12 AGOSTO 2026

© 2026 pepe fuentes
Autor
pepe fuentes
Año
2026
Localizacion
Toledo, Catedral
Soporte de imagen
-DIGITAL 1000
Fecha de diario
2026-08-12
Referencia
11769

DIARIO DE LA BELLEZA 17.1
“Creo que son los males del alma, el alma. Porque el alma que se cura de sus males, muere”. Antonio Porchia
Martes, doce de agosto de dos mil veintiséis

Ayer, de pronto sonó la alarma del despertador. Eran las seis de la mañana, como todos los días. Eso quería decir que estaba dormido despreocupadamente, a pesar de la trascendencia del día. A esa hora suelo ser yo el que le espera a ella; sin embargo, ayer, ella llegó antes, mientras todavía dormía.
No sé por qué esta paradójica circunstancia me empujó a volverme a dormir. Quizá esa frívola reacción fue una simbólica negación. No sé.
Por fin, a las siete, abrí los ojos atónito porque me sentí, asustado, porque nada era igual al día anterior, aunque apenas lo notara, salvo en mí cuerpo.
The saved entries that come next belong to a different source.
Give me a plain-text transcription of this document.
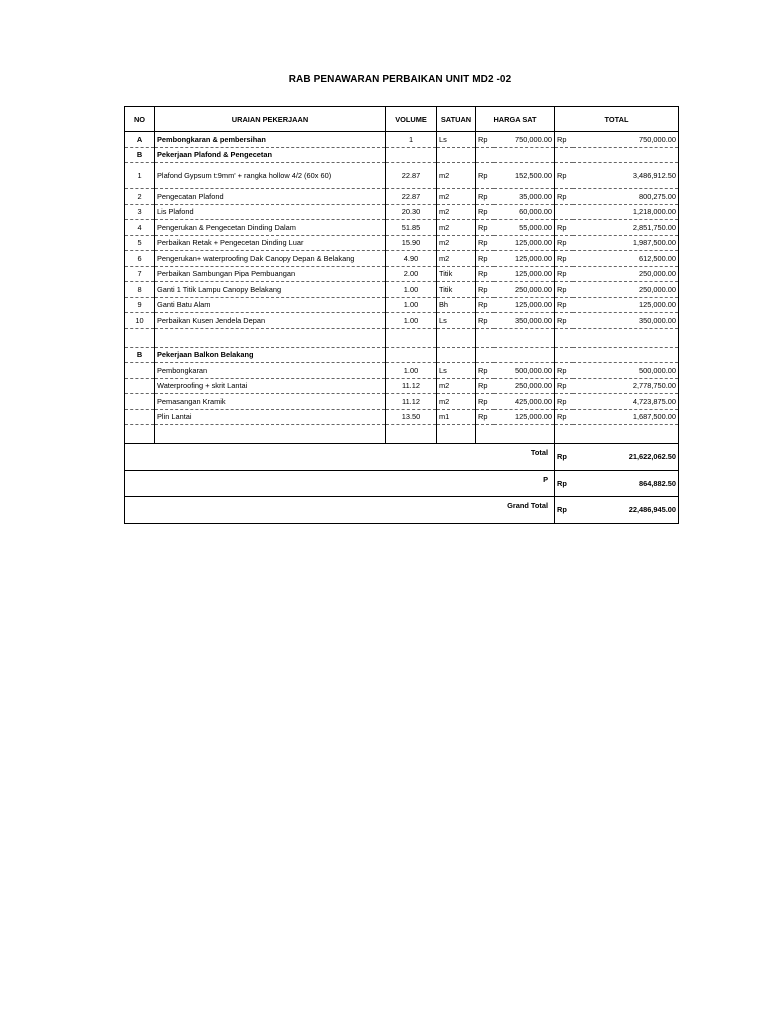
RAB PENAWARAN PERBAIKAN UNIT MD2 -02
NO	URAIAN PEKERJAAN	VOLUME	SATUAN	HARGA SAT		TOTAL	
A	Pembongkaran & pembersihan	1	Ls	Rp	750,000.00	Rp	750,000.00
B	Pekerjaan Plafond & Pengecetan						
1	Plafond Gypsum t:9mm' + rangka hollow 4/2 (60x 60)	22.87	m2	Rp	152,500.00	Rp	3,486,912.50
2	Pengecatan Plafond	22.87	m2	Rp	35,000.00	Rp	800,275.00
3	Lis Plafond	20.30	m2	Rp	60,000.00		1,218,000.00
4	Pengerukan & Pengecetan Dinding Dalam	51.85	m2	Rp	55,000.00	Rp	2,851,750.00
5	Perbaikan Retak + Pengecetan Dinding Luar	15.90	m2	Rp	125,000.00	Rp	1,987,500.00
6	Pengerukan+ waterproofing Dak Canopy Depan & Belakang	4.90	m2	Rp	125,000.00	Rp	612,500.00
7	Perbaikan Sambungan Pipa Pembuangan	2.00	Titik	Rp	125,000.00	Rp	250,000.00
8	Ganti 1 Titik Lampu Canopy Belakang	1.00	Titik	Rp	250,000.00	Rp	250,000.00
9	Ganti Batu Alam	1.00	Bh	Rp	125,000.00	Rp	125,000.00
10	Perbaikan Kusen Jendela Depan	1.00	Ls	Rp	350,000.00	Rp	350,000.00

B	Pekerjaan Balkon Belakang						
	Pembongkaran	1.00	Ls	Rp	500,000.00	Rp	500,000.00
	Waterproofing + skrit Lantai	11.12	m2	Rp	250,000.00	Rp	2,778,750.00
	Pemasangan Kramik	11.12	m2	Rp	425,000.00	Rp	4,723,875.00
	Plin Lantai	13.50	m1	Rp	125,000.00	Rp	1,687,500.00

Total						Rp	21,622,062.50
P						Rp	864,882.50
Grand Total						Rp	22,486,945.00
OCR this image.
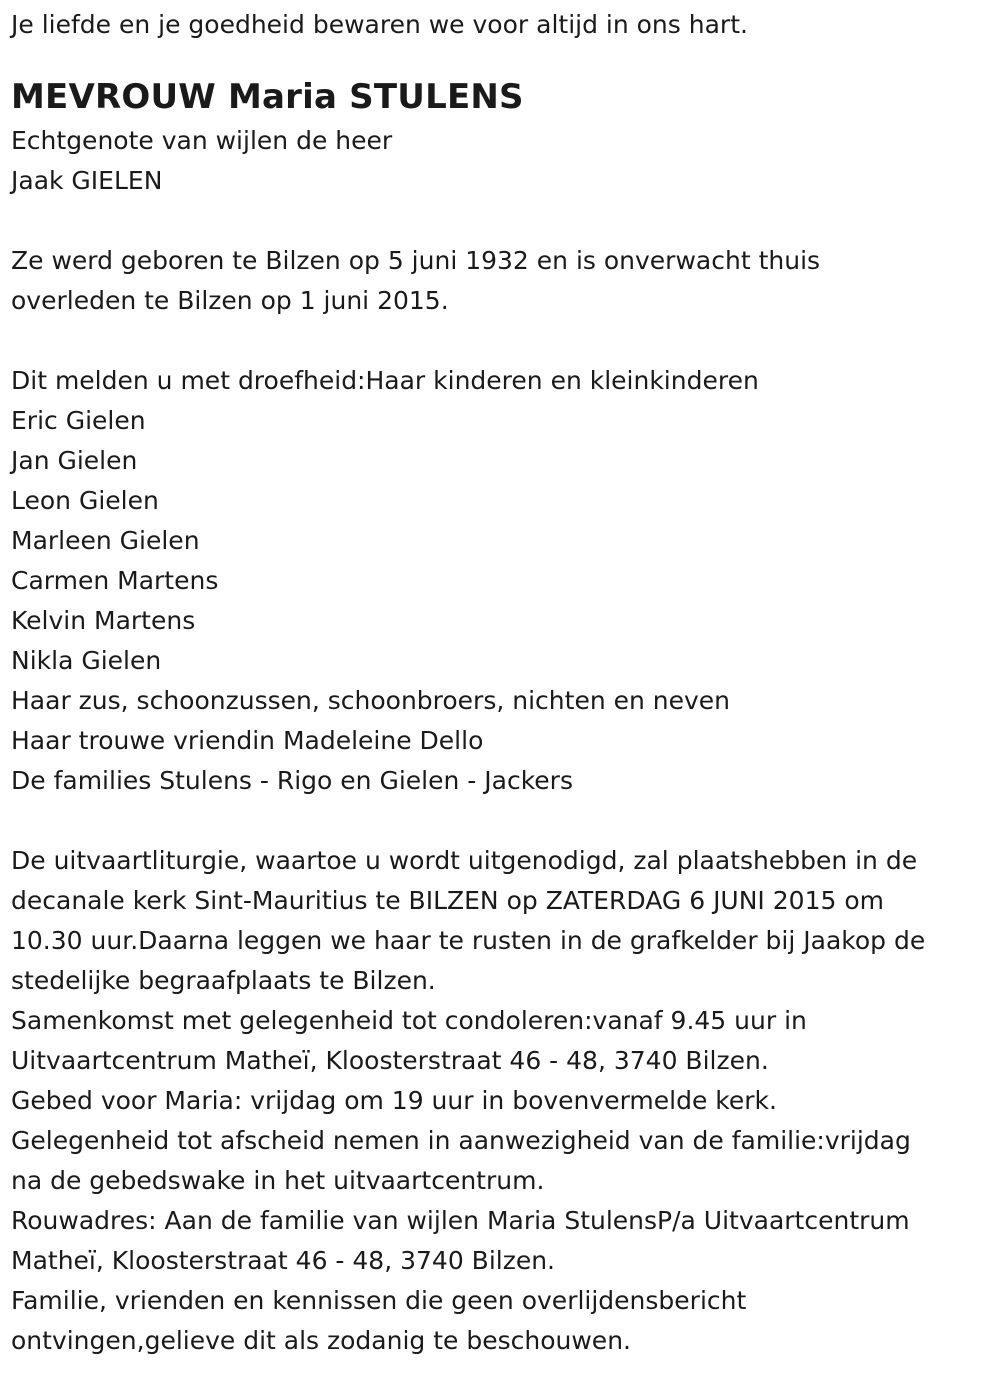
Je liefde en je goedheid bewaren we voor altijd in ons hart.

MEVROUW Maria STULENS

Echtgenote van wijlen de heer

Jaak GIELEN

Ze werd geboren te Bilzen op 5 juni 1932 en is onverwacht thuis

overleden te Bilzen op 1 juni 2015.

Dit melden u met droefheid:Haar kinderen en kleinkinderen

Eric Gielen

Jan Gielen

Leon Gielen

Marleen Gielen

Carmen Martens

Kelvin Martens

Nikla Gielen

Haar zus, schoonzussen, schoonbroers, nichten en neven

Haar trouwe vriendin Madeleine Dello

De families Stulens - Rigo en Gielen - Jackers

De uitvaartliturgie, waartoe u wordt uitgenodigd, zal plaatshebben in de

decanale kerk Sint-Mauritius te BILZEN op ZATERDAG 6 JUNI 2015 om

10.30 uur.Daarna leggen we haar te rusten in de grafkelder bij Jaakop de

stedelijke begraafplaats te Bilzen.

Samenkomst met gelegenheid tot condoleren:vanaf 9.45 uur in

Uitvaartcentrum Matheï, Kloosterstraat 46 - 48, 3740 Bilzen.

Gebed voor Maria: vrijdag om 19 uur in bovenvermelde kerk.

Gelegenheid tot afscheid nemen in aanwezigheid van de familie:vrijdag

na de gebedswake in het uitvaartcentrum.

Rouwadres: Aan de familie van wijlen Maria StulensP/a Uitvaartcentrum

Matheï, Kloosterstraat 46 - 48, 3740 Bilzen.

Familie, vrienden en kennissen die geen overlijdensbericht

ontvingen,gelieve dit als zodanig te beschouwen.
Tenía un año más pesándome en el cuerpo y en el alma, que, aunque no exista, renace cada vez que hay un hecho trascendente relacionado con el paso del tiempo, que es de su entera competencia porque entra en juego la melancolía que es una dolencia que habita y da sentido a la misma alma.
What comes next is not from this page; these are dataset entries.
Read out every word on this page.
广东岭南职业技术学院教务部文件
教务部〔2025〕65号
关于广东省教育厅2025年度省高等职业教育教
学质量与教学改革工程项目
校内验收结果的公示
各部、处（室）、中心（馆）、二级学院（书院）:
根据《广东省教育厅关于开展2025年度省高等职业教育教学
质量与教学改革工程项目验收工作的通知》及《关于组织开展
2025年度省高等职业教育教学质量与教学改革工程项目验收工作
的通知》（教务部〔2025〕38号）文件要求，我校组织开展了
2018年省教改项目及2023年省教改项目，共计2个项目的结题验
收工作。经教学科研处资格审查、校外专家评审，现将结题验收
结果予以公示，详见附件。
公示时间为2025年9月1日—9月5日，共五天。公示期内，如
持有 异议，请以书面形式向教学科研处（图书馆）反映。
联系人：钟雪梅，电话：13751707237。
Cuando me levanté, con un poco más de esfuerzo porque llevaba un año más sobre mis ya frágiles hombros, me dirigí al cuarto de baño y me presenté frente al espejo: soy pepe y tengo 73 años, entiendo que no me identifiques porque ayer tenía 72, y era otro.
A partir de hoy todo será diferente, simplemente porque contar con 73 y no 72, me hace una persona sensiblemente más vieja porque he entrado en otra dimensión del tiempo, aunque apenas se note.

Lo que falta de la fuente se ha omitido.